The Indian rupee hit an all-time low against the U.S. dollar on Wednesday as a surge in oil prices and heightening worries over the Iran conflict prompted significant foreign capital outflows from Indian markets.
The USD/INR exchange rate - which measures how many rupees are needed to buy one U.S. dollar - climbed to a record high of 96.8650 rupees, marking the seventh consecutive session in which the pair set a fresh record.
Market participants pointed to a spike in global oil prices this week as a primary source of pressure on the currency. The increase in crude came as the standoff between the U.S. and Iran in the Strait of Hormuz showed few signs of abating, even though officials in Washington indicated there had been some progress in negotiations.
Although oil prices eased somewhat on Wednesday, crude remained more than 50% above late-February levels. That jump in energy costs has been particularly detrimental for India, which imports over 80% of its crude oil requirements, leaving the rupee vulnerable to swings in global oil markets.

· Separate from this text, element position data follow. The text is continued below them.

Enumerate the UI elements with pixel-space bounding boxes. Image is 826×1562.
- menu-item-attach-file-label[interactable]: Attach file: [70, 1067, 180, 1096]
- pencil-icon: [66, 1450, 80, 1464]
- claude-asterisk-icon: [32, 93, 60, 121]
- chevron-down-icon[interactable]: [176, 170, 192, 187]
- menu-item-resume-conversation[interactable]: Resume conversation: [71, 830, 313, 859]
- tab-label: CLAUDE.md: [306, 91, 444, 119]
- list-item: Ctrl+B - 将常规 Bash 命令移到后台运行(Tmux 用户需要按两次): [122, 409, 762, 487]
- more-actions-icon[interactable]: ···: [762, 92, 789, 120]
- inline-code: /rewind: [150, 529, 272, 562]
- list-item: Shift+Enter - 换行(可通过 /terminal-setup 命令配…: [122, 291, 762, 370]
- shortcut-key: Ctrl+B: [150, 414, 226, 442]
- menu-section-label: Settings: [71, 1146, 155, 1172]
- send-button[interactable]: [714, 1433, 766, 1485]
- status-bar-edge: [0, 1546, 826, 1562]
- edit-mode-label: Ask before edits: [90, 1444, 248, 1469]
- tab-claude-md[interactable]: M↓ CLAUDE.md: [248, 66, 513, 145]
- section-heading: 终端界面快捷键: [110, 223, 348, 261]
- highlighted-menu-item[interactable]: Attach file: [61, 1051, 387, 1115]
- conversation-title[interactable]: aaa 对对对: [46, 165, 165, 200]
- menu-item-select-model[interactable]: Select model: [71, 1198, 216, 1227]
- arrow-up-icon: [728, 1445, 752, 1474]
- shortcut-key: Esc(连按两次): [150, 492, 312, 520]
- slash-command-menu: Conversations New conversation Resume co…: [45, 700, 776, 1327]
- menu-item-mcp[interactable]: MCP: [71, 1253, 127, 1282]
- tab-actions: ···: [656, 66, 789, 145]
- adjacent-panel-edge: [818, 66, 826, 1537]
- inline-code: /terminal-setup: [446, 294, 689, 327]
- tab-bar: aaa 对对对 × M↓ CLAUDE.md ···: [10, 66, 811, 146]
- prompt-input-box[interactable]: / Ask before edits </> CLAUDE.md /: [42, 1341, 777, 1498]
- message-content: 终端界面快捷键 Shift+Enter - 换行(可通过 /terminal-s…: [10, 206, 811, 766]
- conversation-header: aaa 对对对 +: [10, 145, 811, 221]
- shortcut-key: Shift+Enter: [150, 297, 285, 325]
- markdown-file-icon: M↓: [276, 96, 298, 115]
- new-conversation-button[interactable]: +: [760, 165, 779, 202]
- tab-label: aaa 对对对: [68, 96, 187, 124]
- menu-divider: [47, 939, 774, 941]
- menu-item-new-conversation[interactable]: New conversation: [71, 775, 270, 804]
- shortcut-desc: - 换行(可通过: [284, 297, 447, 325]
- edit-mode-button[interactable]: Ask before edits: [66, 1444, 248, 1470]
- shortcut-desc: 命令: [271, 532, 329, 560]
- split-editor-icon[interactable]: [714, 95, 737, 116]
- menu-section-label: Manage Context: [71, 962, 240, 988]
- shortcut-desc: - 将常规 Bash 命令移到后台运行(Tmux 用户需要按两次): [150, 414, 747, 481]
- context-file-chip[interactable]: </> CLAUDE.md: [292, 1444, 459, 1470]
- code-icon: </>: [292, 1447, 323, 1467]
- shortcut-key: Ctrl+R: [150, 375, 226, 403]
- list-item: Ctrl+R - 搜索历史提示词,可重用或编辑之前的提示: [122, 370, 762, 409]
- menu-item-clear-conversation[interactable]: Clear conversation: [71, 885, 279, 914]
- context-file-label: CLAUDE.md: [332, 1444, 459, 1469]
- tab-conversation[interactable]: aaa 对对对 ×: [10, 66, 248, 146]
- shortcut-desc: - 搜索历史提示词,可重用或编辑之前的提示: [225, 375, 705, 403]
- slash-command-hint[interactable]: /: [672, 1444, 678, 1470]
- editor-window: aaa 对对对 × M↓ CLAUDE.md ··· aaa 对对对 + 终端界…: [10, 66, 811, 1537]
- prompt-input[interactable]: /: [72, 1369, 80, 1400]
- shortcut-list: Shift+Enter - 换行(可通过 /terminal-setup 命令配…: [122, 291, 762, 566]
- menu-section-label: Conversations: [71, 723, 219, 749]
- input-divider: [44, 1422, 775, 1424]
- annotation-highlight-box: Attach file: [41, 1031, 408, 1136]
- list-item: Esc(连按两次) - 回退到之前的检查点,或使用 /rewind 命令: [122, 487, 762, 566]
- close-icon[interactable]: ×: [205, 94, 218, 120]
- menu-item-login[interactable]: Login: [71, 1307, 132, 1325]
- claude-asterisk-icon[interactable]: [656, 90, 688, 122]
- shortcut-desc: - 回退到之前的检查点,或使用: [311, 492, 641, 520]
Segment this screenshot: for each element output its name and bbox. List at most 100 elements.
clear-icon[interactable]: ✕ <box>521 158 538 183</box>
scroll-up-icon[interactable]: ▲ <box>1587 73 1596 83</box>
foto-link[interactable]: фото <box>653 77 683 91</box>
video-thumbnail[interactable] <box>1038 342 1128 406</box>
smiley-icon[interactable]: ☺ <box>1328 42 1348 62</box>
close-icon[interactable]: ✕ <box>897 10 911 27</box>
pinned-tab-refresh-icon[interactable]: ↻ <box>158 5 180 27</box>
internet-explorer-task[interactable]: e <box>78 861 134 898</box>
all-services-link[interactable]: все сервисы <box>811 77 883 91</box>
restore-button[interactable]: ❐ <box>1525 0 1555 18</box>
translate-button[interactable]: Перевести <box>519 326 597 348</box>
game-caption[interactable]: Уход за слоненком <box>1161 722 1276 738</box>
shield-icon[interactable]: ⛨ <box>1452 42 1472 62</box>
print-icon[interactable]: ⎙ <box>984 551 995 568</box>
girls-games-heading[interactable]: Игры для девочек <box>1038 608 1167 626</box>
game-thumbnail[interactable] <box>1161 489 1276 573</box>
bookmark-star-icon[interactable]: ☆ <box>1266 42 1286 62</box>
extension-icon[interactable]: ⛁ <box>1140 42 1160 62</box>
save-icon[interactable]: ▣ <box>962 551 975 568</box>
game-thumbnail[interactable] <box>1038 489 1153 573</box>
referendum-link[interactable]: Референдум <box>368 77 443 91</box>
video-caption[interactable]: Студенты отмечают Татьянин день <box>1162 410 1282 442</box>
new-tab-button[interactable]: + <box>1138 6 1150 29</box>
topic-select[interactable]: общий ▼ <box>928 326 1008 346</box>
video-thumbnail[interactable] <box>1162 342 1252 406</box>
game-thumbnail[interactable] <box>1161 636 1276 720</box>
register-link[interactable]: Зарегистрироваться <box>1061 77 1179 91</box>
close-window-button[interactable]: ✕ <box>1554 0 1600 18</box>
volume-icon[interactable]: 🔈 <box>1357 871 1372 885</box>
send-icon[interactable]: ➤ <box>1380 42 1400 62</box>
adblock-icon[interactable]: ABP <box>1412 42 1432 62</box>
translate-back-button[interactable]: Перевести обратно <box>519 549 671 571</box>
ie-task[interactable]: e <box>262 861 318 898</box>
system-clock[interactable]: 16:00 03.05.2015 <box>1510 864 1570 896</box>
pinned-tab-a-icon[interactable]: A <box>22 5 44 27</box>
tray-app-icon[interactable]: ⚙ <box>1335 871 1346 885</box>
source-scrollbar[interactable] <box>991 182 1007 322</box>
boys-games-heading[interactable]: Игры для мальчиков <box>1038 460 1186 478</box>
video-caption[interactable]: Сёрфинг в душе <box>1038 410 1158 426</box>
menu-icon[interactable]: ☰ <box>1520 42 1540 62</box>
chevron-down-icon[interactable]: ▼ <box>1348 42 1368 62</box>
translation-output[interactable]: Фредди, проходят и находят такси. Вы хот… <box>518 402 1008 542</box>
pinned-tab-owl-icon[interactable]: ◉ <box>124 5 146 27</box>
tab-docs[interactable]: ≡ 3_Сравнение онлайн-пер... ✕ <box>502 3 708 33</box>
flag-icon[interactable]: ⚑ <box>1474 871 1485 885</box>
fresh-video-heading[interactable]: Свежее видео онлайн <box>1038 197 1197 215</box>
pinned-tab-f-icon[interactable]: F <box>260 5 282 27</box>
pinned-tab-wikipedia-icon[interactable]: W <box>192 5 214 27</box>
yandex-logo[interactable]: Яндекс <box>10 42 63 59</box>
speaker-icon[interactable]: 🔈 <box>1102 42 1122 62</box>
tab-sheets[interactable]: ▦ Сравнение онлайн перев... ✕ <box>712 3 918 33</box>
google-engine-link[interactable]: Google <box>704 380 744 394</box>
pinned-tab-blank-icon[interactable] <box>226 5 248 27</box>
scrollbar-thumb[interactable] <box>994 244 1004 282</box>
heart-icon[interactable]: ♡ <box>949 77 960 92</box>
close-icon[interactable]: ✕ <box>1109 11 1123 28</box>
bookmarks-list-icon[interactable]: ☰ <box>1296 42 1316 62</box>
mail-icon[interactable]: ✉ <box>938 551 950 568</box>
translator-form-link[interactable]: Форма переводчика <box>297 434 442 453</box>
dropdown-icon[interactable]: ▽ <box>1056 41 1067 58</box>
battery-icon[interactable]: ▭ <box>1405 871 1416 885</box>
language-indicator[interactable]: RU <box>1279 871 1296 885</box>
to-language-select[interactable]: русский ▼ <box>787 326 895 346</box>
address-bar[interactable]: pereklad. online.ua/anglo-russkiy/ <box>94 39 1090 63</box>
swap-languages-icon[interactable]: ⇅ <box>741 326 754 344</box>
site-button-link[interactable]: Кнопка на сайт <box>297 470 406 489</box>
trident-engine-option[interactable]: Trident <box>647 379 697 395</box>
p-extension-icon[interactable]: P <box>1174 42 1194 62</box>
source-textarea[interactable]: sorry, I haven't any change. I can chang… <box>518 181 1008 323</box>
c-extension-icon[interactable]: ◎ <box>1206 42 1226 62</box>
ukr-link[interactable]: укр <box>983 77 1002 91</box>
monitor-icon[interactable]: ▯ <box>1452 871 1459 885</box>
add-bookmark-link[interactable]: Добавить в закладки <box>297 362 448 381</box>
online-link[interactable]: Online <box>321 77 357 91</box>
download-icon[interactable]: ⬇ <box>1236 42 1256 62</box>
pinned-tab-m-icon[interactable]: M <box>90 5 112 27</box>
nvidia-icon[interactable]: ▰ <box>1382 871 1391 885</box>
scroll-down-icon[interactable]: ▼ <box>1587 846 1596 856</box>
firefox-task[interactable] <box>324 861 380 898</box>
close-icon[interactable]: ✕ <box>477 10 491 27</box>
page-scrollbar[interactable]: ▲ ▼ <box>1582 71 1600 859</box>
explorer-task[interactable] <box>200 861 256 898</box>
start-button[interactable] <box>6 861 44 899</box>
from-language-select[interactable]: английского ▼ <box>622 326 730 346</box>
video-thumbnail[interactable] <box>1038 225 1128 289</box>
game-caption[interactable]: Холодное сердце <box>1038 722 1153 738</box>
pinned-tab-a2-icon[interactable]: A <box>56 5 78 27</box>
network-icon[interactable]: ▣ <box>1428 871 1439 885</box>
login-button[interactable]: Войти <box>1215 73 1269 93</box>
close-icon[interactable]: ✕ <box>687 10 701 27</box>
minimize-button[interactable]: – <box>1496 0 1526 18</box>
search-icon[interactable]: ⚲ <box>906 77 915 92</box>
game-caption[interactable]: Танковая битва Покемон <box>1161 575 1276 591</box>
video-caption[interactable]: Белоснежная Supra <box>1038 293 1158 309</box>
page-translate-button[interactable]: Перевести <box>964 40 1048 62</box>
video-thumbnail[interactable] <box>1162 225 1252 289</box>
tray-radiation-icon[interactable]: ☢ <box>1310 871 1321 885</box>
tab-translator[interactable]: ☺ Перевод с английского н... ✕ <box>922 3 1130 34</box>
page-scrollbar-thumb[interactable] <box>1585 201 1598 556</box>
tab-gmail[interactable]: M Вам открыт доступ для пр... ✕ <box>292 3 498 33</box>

The currency has weakened by roughly 6% since the outbreak of the conflict, placing it among the weakest performers in Asia over the period.
Concerns about the conflict's inflationary effects and the economic uncertainty it has generated have also weighed on broader Indian capital markets. Government data show foreign investors have withdrawn between $22 billion and $25 billion from Indian equities and bond markets since late-February.
These outflows have unfolded alongside a wider selloff in global bond markets. In the United States, Treasury yields rose to multi-year highs in May, reflecting a broader repricing across fixed-income markets that has coincided with investor risk aversion.
Key points
- USD/INR hit a record high of 96.8650 rupees, the seventh straight session of new highs.
- Oil prices spiked this week amid a U.S.-Iran deadlock in the Strait of Hormuz and, despite a partial cooling, remain over 50% higher than in late-February.
- Foreign investors have withdrawn between $22 billion and $25 billion from Indian stocks and bonds since late-February, according to government data.
Risks and uncertainties
- Persistently high oil prices - which are inflationary for India due to its dependence on oil imports - could further weaken the rupee and pressure domestic inflation.
- Continued capital outflows from foreign investors could amplify volatility in Indian equity and bond markets.
- Escalation or prolonged tension in the Strait of Hormuz could sustain or increase risk premia in global markets, extending pressure on currencies like the rupee.